What exactly is survival? And why do we feel the need to tell stories of our survival? Survival stories have been around since the beginning of man. They are a universal trait of any given culture and people. Whether the story is told orally or is written does not matter. Even though my high school students are still young, they have already survived something, whether it is a bad childhood, a bad breakup, or adolescence itself. They will be able to relate to and understand the idea of survival. They tell survival stories all the time without knowing it. We will look at survival stories of the Holocaust, both fictional and not.
Literature is different from other types of writing, because rather than simply conveying information, literature explores experience. The writer and the reader through the writing and reading of literature share both the good and the bad of life. A writer can share life through fiction or non-fiction. When we think of survival narratives and memoirs, we almost always think of a true, first-person account, yet some survival narratives and memoirs are fiction. Why would people use imaginative literature as a way to share their stories? What benefits are there to this type of writing, versus non-fiction? What psychological need does presenting the survival story as fiction fulfill for the author? Is the author being fair to the reader if he/she presents the fictional story as a memoir or as non-fiction? These are just some of the questions students will explore in this unit. We will read and analyze two narratives of survival, both works that challenge the divide between fiction and non-fiction.

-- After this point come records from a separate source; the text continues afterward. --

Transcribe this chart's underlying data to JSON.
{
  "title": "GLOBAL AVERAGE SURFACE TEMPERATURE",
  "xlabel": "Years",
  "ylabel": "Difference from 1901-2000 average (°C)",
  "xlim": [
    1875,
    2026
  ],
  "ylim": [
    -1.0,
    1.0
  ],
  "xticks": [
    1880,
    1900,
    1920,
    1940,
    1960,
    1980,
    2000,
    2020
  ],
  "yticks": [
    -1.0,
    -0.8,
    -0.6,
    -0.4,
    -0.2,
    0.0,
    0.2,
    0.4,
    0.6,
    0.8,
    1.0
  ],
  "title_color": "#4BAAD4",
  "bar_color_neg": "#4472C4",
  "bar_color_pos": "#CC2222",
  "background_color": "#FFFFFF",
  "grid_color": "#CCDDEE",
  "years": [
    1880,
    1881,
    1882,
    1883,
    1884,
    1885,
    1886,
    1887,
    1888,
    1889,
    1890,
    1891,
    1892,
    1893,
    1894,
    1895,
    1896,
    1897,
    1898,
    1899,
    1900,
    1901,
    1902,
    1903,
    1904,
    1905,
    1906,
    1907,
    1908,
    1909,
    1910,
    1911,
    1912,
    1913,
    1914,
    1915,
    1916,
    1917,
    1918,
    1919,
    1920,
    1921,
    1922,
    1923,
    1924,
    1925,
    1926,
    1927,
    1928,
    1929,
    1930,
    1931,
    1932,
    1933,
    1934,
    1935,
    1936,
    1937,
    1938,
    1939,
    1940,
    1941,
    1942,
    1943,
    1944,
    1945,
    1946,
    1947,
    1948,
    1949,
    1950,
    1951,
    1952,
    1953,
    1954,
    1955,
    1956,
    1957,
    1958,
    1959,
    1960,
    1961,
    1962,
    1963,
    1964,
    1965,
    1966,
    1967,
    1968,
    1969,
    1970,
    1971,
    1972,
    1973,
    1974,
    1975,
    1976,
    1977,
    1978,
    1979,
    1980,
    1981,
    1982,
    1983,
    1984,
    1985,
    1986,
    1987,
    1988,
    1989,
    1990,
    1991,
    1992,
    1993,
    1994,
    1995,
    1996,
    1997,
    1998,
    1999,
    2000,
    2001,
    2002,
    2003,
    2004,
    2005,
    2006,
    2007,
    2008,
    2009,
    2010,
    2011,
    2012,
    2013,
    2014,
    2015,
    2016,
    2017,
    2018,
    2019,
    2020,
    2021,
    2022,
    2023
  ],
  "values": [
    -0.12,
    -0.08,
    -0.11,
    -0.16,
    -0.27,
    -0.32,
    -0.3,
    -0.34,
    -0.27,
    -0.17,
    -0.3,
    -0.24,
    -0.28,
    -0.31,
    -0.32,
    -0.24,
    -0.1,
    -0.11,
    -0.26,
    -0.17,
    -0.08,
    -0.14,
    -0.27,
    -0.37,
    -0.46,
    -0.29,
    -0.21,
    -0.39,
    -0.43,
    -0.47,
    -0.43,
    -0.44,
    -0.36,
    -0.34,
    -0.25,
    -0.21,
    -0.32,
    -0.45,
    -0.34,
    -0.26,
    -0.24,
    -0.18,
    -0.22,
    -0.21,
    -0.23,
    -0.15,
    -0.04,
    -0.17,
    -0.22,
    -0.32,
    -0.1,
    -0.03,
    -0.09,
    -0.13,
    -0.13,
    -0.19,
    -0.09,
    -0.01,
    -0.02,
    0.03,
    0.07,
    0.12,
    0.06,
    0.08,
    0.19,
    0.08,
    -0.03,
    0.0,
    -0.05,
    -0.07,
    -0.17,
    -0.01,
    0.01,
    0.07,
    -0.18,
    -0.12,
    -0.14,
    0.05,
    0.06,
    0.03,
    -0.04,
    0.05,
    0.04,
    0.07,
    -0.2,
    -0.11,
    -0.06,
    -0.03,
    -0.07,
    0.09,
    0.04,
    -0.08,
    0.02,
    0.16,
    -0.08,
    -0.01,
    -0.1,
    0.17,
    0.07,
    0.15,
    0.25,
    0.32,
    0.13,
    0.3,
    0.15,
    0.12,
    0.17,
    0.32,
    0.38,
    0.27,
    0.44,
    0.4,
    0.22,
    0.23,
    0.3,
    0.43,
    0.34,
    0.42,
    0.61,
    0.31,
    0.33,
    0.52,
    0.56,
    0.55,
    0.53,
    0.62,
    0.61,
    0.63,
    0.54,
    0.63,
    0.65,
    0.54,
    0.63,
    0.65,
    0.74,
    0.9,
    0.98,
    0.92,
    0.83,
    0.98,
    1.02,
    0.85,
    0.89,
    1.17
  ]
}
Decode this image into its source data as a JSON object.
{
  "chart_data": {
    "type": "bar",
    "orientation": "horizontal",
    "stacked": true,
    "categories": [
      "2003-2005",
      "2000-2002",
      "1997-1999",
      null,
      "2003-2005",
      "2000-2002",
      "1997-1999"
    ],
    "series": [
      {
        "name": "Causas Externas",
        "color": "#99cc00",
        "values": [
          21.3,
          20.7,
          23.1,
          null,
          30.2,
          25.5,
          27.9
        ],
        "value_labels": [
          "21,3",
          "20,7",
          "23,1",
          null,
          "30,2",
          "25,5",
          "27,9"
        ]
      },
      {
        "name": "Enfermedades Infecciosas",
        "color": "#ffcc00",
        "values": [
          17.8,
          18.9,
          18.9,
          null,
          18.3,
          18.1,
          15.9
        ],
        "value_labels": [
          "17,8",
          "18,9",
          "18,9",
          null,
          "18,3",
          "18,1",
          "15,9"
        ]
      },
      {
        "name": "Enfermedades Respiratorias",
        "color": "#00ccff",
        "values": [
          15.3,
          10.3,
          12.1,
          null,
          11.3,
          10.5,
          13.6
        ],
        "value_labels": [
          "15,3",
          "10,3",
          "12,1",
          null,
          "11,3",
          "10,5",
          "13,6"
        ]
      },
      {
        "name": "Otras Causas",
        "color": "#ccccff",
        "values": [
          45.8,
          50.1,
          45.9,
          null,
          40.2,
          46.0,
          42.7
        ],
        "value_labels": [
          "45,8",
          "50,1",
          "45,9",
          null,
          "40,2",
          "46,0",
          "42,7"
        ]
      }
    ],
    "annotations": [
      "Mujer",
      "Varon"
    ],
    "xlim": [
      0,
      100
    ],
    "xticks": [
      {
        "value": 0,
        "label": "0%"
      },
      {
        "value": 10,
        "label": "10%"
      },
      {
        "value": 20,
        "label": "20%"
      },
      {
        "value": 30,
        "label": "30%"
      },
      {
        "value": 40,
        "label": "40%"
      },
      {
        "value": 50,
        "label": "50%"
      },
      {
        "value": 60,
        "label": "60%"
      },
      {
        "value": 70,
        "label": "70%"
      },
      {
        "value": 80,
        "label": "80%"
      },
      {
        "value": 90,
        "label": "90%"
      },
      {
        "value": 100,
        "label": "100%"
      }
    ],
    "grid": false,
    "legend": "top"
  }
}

Fragments: Memories of a Wartime Childhood,
by Binjamin Wilkomirski, is a memoir about his time in various concentration camps as a young boy. Wilkomirski claimed to be a Holocaust survivor writing his memoir, but a skeptical reader found out after doing research that Wilkomirski appears to have made up his story.
Maus I
and
Maus II,
by Art Spiegelman, tells the story of his father’s survival during the Holocaust and of his own survival as the son of a Holocaust survivor. This graphic novel, in comic book form, is unique in that Spiegelman draws people with different animal heads representing different ethnicities and races. Both texts are very accessible for students.